Mr. Cassidy heard, complied, and stopped beside his companion, who was
very intent upon the matter at hand. It took some figuring to make a
hit when the range was so great and the sun so blinding and the wind
so capricious. He lowered the rifle and peered through the smoke at the
confusion he had caused by dropping the nearest warrior. He was said to
be the best rifle shot in the Southwest, which means a great deal,
and his enemies did not deny it. But since the Sharps shot a special
cartridge and was reliable up to the limit of its sight gauge, a matter
of eighteen hundred yards, he did not regard the hit as anything worthy
of especial mention. Not so his friend, who grinned joyously and loosed
his admiration.
"Yo're a shore wonder with that gun, Red! Why don't you lose that
repeater an' get a gun like mine? Lord, if I could use a rifle like you,
I wouldn't have that gun of yourn for a gift. Just look at what you did
with it! Please get one like it."
"I'm plumb satisfied with the repeater," replied Red. "I don't miss very
often at eight hundred with it, an' that's long enough range for most
anybody.

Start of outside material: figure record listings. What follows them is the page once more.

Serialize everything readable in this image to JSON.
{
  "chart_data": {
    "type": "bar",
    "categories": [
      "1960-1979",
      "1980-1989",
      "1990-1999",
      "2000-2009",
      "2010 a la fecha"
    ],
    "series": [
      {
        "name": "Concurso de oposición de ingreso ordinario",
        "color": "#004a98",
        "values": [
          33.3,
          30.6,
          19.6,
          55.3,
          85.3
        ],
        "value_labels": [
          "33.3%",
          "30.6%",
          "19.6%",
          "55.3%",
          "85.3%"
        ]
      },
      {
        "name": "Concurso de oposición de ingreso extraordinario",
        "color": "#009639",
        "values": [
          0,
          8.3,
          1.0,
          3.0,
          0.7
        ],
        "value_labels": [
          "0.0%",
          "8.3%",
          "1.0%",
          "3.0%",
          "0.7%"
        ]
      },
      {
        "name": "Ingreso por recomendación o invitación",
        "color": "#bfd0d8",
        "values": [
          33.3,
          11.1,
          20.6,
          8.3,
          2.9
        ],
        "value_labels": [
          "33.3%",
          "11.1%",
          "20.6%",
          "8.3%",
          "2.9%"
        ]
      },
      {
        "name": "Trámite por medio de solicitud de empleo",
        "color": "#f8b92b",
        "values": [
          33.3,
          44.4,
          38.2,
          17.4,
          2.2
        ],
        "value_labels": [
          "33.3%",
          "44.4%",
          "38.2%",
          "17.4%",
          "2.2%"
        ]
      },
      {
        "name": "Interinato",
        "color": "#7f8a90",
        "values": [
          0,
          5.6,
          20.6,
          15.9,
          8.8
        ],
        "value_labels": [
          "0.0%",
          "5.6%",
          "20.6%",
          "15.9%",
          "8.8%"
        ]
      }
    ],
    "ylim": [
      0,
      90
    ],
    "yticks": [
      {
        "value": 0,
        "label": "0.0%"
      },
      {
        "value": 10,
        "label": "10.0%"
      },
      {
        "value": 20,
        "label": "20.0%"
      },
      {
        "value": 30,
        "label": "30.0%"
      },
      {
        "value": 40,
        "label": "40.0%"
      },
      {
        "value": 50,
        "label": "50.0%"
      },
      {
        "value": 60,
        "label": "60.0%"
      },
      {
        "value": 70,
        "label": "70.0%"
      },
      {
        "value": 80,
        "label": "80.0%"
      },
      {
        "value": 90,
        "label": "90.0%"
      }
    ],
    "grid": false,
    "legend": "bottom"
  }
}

An' if I do miss, I can send another that won't, an' right on
the tail of the first, too."
"Ah, the devil! You make me disgusted with yore fool talk about that
carbine!" snapped his companion, and the subject was dropped.
The merits of their respective rifles had always been a bone of
contention between them and one well chewed, at that. Red was very well
satisfied with his Winchester, and he was a good judge.